Hopefully, all this talk of Romans at Bath will have whetted your appetite for something a little closer to home but just as exciting. Not only does our Roman site at Wall have carvings every bit as mysterious as those at Bath, evidence of Christianity in the area prior to St Chad’s arrival (in the form of  bronze bowl with a Chi-Rho symbol which you can see and read about here) and even rumours of our own statue of Minerva said to have been as big as a man, but not a man as it had a bust but also not a woman because it was wearing a soldier’s helmet. Unfortunately, it was used to fix a drain.
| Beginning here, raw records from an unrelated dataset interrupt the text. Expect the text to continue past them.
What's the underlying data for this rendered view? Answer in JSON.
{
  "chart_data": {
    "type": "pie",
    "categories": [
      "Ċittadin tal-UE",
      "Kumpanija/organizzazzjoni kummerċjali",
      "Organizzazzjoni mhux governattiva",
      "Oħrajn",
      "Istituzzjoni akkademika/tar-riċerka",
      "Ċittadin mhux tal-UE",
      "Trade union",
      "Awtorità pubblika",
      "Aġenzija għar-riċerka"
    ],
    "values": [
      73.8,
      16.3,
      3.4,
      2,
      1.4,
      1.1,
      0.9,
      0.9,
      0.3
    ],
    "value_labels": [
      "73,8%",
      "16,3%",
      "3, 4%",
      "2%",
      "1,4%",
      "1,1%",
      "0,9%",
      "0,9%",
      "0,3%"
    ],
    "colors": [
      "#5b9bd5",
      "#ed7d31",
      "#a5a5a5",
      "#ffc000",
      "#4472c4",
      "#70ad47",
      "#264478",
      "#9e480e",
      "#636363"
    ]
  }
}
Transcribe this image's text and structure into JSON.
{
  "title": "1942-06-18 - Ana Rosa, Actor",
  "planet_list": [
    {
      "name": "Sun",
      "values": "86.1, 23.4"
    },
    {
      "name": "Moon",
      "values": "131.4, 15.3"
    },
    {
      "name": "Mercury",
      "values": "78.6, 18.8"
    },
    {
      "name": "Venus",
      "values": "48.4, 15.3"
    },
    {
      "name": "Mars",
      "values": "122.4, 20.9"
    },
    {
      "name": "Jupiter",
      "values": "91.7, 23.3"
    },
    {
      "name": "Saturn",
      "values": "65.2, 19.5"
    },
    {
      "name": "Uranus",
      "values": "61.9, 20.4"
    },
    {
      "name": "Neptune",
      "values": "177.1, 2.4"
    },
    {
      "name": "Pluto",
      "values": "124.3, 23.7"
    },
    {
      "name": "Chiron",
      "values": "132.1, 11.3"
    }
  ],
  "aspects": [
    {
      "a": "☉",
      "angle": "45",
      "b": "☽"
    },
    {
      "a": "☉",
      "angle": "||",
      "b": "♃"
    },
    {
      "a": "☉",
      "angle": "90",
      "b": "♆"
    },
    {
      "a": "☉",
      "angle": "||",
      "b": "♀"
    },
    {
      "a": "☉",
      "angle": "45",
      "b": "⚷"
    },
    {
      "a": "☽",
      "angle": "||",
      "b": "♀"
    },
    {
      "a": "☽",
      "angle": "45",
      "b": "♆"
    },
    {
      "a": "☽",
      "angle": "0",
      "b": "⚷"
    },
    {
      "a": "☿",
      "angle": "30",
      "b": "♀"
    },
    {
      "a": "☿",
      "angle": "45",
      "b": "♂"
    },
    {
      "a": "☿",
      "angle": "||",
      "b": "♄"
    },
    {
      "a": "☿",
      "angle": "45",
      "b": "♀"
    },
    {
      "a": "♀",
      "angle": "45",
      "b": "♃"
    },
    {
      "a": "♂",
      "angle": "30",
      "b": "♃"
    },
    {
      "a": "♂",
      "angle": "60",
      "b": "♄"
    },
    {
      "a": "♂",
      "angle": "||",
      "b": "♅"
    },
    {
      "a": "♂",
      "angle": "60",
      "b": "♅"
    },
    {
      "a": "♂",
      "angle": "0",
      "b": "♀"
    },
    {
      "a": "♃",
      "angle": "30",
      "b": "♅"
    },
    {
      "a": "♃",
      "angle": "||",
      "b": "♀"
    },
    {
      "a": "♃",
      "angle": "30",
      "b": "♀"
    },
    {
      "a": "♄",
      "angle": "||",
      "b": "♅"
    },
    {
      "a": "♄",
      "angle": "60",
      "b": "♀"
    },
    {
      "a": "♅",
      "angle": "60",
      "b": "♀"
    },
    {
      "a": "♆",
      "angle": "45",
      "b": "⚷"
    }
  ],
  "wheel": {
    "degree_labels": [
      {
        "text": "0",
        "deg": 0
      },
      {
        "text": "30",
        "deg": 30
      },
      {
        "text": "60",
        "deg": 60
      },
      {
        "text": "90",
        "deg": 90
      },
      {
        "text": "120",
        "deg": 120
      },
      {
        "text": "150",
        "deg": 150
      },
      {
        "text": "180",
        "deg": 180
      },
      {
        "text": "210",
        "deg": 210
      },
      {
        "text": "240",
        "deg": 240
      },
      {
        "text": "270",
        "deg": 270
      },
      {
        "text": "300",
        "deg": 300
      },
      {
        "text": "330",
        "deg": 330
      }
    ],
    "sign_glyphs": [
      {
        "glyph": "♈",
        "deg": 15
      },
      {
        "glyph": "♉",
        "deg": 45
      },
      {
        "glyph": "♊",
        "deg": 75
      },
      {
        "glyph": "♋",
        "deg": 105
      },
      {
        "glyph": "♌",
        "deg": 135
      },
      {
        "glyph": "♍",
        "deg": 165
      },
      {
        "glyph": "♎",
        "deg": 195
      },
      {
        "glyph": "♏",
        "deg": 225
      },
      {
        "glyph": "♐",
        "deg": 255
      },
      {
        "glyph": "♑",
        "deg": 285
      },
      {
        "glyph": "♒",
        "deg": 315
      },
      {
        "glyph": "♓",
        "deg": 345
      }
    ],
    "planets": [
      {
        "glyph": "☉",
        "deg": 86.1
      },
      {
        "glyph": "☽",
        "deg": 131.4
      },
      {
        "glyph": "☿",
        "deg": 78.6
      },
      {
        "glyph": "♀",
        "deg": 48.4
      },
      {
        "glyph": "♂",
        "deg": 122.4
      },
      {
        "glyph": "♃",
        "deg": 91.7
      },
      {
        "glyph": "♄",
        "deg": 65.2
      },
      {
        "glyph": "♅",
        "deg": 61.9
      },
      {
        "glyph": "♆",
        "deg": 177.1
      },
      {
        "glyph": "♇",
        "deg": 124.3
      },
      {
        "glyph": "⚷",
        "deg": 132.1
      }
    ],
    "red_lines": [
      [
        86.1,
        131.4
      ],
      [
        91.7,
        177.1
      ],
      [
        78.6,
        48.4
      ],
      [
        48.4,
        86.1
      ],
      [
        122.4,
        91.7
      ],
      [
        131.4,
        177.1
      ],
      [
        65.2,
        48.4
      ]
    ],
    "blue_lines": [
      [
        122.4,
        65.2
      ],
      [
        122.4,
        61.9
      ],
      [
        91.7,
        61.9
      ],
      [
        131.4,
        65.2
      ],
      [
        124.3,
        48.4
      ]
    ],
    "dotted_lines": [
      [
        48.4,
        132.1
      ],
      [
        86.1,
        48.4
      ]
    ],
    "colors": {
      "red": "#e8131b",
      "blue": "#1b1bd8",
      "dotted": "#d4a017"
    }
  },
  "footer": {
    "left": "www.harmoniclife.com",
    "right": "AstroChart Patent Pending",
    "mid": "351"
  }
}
If it ever existed in the first place that is.

Possibly one of the local gods at Letocetum. Found built into the walls of the Mansio at Wall.

Possibly one of the local gods at Letocetum. Found built into the walls of the Mansio at Wall.

This may represent a skull in a niche a la Roquepertuse or it may be another local god. We just don't know but it is fun speculating.

This may represent a skull in a niche a la Roquepertuse or it may be another local god. We just don’t know but it is fun speculating.

You can access the site of Letocetum all year round during daylight hours and the museum is open 11am to 4pm the last weekend of every month plus Bank Holidays between March and October. This Winter, the Friends of Letocetum have arranged a series of talks at Wall Village Hall starting on Wednesday 9th December with Dr Mike Hodder who will be talking about his own personal experiences as an archaeologist at Wall.

Further details of this and all other upcoming talks and events plus lots of other information about Letocetum can be found here on the website or there is a Facebook page here and you can follow @FndsofLetocetum on Twitter.

For anyone who would like to see the Gorgon’s Head but isn’t able to get to Bath, it will be coming to a lampost in Leomansley shortly along with a wobbly lobster. Details on request. And should anyone pinch it, I’ve got a curse ready.